A MORTE PARA O VERDADEIRO CRISTÃO




Texto Básico: 1Co 15:51-57
“Porque para mim o viver e Cristo, e o morrer é ganho”(Fp 1:21)
INTRODUÇÃO

A Morte é a situação mais difícil que o ser humano pode enfrentar. Ela é o terrível legado que herdamos dos nossos primeiros pais, que desobedeceram ao Criador no Éden (Gn 2:15-17; 3:19; Rm 5:12). É o pagamento indesejado que recebemos por ter pecado (Rm 6:23). É o fim para o qual caminhamos a passos largos (Ec 12:1-7). Mais do que isso, é o inimigo implacável que vem em nosso encalço para, no inevitável dia do encontro, nos deixar prostrados (Lc 12:20). É o último inimigo a ser aniquilado(1Co 15:26). Contudo, para o verdadeiro cristão, a Morte é “lucro”. Para o apóstolo Paulo a morte não era uma tragédia. Ele chegou a dizer: “Para mim o viver é Cristo, e o morrer é lucro”(Fp 1:21). Para ele, morrer é partir para estar com Cristoo que é incomparavelmente melhor(Fp 1:23). Ele desejava, preferencialmente, estar com o Senhor: “Desejamos, antes, deixar este corpo, para habitar com o Senhor“(2Co 5:8). Somente aqueles que têm o Espírito Santo como penhor(2Co 5:5) podem ter essa confiança do além-túmulo. O penhor do Espírito é uma garantia de que caminhamos não para um fim tenebroso, mas para um alvorecer glorioso. Caminhamos não para a morte, mas para a vida eterna, para habitação de uma mansão permanente. Aqueles que vivem sem essa garantia se desesperam na hora da morte. Na verdade, eles caminham para um lugar de trevas, e não para a cidade iluminada; caminham para um lugar de choro e ranger de dentes, e não para a festa das bodas do Cordeiro; caminham para o banimento eterno da presença de Deus, e não para o bendito lugar onde Deus armará seu “tabernáculo” para sempre conosco.
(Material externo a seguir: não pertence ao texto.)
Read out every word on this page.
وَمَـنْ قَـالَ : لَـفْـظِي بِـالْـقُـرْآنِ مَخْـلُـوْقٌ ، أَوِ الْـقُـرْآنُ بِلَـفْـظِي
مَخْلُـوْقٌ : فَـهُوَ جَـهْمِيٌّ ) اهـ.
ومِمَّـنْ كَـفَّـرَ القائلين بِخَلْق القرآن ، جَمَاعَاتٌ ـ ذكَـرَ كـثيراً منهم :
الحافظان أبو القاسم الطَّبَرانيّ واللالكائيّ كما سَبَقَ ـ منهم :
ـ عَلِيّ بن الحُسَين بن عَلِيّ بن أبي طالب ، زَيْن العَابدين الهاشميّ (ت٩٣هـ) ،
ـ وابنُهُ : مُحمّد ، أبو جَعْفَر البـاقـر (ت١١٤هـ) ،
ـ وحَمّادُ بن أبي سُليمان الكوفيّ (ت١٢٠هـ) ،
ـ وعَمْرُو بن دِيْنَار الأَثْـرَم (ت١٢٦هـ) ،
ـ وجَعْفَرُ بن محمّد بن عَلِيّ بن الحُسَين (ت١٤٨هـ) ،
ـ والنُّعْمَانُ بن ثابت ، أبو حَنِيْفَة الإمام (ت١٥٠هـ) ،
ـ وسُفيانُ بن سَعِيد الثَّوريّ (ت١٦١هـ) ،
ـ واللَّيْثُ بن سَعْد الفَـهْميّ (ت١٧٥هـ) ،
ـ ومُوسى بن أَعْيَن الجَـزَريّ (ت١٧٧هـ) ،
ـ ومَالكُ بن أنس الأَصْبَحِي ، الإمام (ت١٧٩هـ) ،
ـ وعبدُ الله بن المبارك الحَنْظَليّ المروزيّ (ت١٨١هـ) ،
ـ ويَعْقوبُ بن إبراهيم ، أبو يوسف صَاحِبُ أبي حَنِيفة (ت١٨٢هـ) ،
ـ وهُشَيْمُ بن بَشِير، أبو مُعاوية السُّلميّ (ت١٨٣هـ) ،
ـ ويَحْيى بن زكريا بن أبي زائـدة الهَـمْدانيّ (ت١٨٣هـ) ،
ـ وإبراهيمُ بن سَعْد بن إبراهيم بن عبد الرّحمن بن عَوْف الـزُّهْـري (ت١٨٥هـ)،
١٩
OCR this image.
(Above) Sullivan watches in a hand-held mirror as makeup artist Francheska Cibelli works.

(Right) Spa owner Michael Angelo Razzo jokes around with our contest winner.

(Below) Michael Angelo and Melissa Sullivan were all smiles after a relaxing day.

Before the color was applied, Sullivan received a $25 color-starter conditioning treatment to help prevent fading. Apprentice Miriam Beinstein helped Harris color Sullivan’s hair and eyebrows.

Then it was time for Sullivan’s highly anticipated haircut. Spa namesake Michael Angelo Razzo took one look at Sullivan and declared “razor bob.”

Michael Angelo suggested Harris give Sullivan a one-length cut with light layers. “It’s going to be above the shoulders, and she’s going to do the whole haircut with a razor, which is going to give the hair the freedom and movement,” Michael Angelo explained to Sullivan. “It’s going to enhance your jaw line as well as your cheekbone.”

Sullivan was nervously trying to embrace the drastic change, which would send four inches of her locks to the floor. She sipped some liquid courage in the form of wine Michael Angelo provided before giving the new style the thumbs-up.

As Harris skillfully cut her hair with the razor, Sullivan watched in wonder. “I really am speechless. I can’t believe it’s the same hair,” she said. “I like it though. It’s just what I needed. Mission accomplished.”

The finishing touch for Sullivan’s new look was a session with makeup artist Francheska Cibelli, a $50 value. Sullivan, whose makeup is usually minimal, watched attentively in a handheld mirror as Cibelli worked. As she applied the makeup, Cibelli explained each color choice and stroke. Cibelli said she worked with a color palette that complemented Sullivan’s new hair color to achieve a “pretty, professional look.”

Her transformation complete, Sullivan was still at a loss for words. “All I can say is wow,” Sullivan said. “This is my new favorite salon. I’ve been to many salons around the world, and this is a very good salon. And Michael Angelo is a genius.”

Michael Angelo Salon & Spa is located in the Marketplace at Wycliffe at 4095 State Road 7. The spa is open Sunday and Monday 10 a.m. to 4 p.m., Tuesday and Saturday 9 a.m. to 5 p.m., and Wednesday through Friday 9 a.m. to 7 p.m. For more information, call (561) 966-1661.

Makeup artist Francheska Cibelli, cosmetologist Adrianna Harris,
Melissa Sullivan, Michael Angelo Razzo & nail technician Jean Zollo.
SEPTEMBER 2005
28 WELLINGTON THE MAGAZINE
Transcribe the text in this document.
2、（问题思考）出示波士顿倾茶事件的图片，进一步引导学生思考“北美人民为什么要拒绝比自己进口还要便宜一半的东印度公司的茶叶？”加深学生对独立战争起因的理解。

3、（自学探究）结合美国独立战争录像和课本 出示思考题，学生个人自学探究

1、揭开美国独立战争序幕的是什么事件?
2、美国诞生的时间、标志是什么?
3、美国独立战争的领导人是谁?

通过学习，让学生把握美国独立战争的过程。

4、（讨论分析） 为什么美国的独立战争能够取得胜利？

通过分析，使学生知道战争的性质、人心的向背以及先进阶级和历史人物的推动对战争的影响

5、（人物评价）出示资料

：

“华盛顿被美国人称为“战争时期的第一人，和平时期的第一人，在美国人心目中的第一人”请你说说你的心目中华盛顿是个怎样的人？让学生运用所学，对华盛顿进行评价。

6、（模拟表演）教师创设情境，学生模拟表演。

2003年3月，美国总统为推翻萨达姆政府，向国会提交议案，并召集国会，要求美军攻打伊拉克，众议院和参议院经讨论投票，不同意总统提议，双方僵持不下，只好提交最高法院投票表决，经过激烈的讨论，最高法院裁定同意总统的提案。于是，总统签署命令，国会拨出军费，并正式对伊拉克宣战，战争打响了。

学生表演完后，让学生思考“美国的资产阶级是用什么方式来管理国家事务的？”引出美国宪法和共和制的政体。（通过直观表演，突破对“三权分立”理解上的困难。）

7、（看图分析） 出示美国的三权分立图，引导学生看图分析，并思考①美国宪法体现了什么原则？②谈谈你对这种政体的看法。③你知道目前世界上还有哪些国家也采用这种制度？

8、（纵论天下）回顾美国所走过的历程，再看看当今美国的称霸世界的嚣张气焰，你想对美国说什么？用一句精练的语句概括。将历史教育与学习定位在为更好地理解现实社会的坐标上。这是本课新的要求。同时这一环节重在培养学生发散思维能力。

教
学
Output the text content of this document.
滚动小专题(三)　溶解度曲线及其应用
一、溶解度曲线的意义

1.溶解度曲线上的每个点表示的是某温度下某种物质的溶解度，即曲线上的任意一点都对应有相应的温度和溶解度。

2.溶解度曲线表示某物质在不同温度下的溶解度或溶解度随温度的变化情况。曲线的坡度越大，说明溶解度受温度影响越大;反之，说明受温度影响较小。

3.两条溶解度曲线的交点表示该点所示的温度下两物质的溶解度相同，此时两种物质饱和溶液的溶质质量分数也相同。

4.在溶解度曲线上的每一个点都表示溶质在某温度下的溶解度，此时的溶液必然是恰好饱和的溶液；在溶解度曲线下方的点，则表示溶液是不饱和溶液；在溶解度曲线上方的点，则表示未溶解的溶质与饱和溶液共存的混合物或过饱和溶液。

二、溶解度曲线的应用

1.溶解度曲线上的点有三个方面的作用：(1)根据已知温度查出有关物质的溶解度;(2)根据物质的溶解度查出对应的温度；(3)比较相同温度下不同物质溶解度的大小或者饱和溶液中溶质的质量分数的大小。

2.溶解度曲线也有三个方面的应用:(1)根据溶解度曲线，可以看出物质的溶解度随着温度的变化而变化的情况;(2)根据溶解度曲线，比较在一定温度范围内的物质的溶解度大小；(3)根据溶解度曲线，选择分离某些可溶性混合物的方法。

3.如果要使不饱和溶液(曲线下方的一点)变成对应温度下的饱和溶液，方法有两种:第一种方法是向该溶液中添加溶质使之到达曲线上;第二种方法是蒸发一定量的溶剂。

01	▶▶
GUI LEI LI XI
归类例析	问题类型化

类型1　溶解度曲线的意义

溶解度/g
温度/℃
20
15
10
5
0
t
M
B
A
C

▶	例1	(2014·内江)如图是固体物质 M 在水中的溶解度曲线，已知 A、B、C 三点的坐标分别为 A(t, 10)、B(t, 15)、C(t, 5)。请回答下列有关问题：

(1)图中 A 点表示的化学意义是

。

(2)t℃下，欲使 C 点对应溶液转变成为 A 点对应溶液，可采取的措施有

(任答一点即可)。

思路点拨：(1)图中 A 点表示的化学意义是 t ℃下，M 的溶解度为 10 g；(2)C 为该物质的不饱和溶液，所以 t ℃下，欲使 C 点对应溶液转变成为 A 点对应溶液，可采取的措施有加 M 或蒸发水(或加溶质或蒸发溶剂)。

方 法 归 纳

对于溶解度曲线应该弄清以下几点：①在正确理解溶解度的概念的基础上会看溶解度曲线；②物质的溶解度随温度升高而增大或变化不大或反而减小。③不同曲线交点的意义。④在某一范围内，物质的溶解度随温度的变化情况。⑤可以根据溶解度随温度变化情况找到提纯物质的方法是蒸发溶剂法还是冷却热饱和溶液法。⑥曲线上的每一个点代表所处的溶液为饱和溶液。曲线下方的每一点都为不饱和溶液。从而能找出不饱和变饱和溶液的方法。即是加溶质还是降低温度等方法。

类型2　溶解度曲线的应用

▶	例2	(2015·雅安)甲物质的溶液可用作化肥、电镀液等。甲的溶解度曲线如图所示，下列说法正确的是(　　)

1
O grande avivalista americano do século 19, Dwight L. Moody, na hora da morte, disse às pessoas que o cercavam: - Afasta-se a Terra, aproxima-se o Céu, estou entrando na glória. O médico e pastor galês, Martyn Lloyd-Jones, prolífico escritor, estadista do púlpito evangélico, depois de uma grande luta contra o câncer, disse para os seus familiares e paroquianos: - Por favor, não orem mais por minha cura, não me detenha da glória. Portanto, o verdadeiro cristão deve aprender a se comportar adequadamente diante da morte

I. O QUE É A MORTE
A Morte é, sem dúvida, um dos fatos que mais intrigam o ser humano. Registros de todas as comunidades humanas, em todas as épocas, mostram que o tema da morte é uma questão com a qual o ser humano sempre se depara, sem saber como dela cuidar. Esta perplexidade do ser humano diante deste tema é, aliás, mais uma demonstração de que a morte surge como um elemento intruso, inadequado e indevido na existência humana. A Bíblia mostra claramente que o homem não foi feito para morrer. O homem foi criado para ser imagem e semelhança de Deus (Gn 1:26,27), um verdadeiro reflexo da divindade na criação e, por isso, a eternidade, que é um dos atributos divinos mais proeminentes (Gn 21:33; Dt 33:27), tinha de ser vista no ser humano, ainda que como uma eviternidade, ou seja, uma existência que tivesse princípio mas não tivesse fim. No entanto, a morte era uma possibilidade para o homem, pois o próprio Deus assim o quis, dizendo ao homem que a morte seria consequência da sua desobediência (Gn 2:17). O primeiro casal pecou e, como conseqüência do pecado, houve a inserção da morte na existência humana. Por isso, é dito que o salário do pecado é a morte (Rm 6:23). Portanto, morte significa separação e, a partir do pecado, houve, de imediato, uma separação entre Deus e o homem. Esta separação deu-se logo naquele dia, quando o Senhor Se apresentou no jardim. A Bíblia diz-nos que o primeiro casal procurou fugir da presença de Deus (Gn 3:8), a demonstrar, pois, que não havia mais a comunhão entre Deus e o homem, que o pecado havia produzido a separação entre o Criador e a sua mais sublime criatura sobre a face da Terra (Is 59:2).
A MORTE deve ser vista sob três aspectos:

1. MORTE ESPIRITUAL. A morte espiritual é a separação entre Deus e o homem, é a ausência de comunhão entre Deus e o homem. É chamada de “morte espiritual” porque é o espírito humano que promove este elo de ligação entre Deus e o homem, daí porque se dizer que, quando o homem aceita a Cristo como seu Senhor e Salvador, há a vivificação do espírito (1Co 15:22), bem como que o homem, antes da salvação, está morto em seus delitos e pecados (Ef  2:1). Como consequência da morte espiritual, vemos que houve, também, uma morte moral do ser humano. Tendo sido descoberto por Deus na sua inútil tentativa de dEle se esconder, o homem é posto diante da presença do Senhor e vemos, então, não mais o ser que era a imagem e semelhança de Deus, cônscio de seus deveres e responsabilidades, cientes de seus direitos, mas alguém que não assume qualquer responsabilidade, que procura culpar o próximo, mesmo sendo a pessoa que tanto amava. Adão, diante do seu erro, tenta culpar sua mulher e esta, por sua vez, acusa a serpente.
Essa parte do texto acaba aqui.